China's food price spikes may rebound on global grain prices surge

 

 

Concerns of a possible repeat of the food price spikes in China have been raised due to the recent surge in global grain prices, according to Barclays.

 

The risk of a significant rebound in inflation in the second half would constrain the on-going monetary policy easing, hurting growth prospects.

 

According to Barclays their study shows that while China is going to be increasingly exposed to bouts of food inflation, there are little signs of a meaningful "food event" on the near-term horizon, even if assuming a further 20-40% pick-up in global grain prices.

 

Their benign outlook is based on the latest surge in prices being driven by supply not demand shocks, and the fundamental drivers for China's cyclical inflation, excess liquidity, output gap and inflation expectation being well anchored in 2012.

 

"In our view, the rapid rises in food prices in China were usually more a symptom than a cause of China's inflation problem. Food inflation remains largely domestically determined, despite greater reliance on imports.

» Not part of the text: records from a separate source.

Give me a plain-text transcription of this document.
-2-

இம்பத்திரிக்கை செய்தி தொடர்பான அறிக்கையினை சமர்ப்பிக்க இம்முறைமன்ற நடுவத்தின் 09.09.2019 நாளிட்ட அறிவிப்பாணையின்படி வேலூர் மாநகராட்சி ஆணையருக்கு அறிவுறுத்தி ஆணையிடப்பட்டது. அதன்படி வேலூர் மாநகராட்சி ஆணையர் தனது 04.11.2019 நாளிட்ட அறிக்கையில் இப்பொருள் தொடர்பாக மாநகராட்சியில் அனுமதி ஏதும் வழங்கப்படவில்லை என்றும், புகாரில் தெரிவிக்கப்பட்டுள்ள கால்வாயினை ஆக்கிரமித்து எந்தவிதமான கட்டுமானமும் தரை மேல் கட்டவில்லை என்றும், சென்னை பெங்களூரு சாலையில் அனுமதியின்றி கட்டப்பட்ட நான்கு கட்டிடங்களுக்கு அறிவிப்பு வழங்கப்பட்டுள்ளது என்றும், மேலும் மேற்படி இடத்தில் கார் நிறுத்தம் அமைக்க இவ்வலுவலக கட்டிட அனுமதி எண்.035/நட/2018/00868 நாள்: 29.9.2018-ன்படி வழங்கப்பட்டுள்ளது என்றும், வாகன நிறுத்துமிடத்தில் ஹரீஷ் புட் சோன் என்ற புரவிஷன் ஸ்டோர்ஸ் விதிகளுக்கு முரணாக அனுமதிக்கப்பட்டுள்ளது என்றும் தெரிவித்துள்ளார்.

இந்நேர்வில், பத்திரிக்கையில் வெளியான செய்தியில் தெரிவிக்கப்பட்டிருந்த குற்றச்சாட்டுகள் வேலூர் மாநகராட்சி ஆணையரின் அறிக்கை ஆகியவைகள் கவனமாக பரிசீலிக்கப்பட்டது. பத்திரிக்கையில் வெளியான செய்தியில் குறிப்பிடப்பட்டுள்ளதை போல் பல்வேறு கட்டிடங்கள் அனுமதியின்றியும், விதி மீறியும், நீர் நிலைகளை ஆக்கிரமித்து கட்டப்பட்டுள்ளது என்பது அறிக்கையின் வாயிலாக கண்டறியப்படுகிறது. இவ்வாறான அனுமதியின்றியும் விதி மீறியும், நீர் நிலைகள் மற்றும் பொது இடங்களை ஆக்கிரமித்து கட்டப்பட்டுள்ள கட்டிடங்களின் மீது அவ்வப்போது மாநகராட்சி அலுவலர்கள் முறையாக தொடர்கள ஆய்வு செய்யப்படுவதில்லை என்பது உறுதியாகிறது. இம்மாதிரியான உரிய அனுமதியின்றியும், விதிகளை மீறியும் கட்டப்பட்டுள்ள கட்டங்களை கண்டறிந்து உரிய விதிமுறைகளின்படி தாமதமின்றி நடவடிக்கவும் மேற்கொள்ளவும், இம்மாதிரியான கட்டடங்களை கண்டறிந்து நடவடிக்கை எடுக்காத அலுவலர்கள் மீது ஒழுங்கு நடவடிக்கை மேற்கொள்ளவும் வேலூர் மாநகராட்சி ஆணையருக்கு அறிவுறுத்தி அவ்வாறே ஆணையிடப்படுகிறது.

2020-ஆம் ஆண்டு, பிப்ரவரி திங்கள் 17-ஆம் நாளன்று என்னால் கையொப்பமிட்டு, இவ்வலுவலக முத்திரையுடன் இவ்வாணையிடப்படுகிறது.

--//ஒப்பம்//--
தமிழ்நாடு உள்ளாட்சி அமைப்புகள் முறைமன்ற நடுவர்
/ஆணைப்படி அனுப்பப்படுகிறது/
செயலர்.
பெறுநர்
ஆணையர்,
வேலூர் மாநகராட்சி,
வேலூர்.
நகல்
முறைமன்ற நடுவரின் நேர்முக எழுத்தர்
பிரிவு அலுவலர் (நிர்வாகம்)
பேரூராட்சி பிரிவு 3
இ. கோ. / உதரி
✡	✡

Other than soy, there is relatively small immediate pass-through from global food prices to domestic CPI", Barclays said.

 

Domestically, a bumper summer harvest has been secured and benign weather conditions point to healthy crop yields ahead. The pig production cycle suggests that sufficient supply will keep meat prices controlled. A major transmission channel for food supply shocks is through expectations, hoarding and speculative behaviour.

 

Barclays added that firstly, China is self-sufficient for wheat and rice, and yields are expected to be healthy this year. Rice and wheat are the most important crops for the nation's food security. Second, the immediate pass-through of global corn prices to domestic prices is small, though in the longer term they show strong co-integrating relationships. Third, the largest pass-through would be from rising global soy prices, and here the effect to CPI is small but cannot be ignored. China has been the world's largest soy importer, and its reliance on imports has reached 80% of its consumption.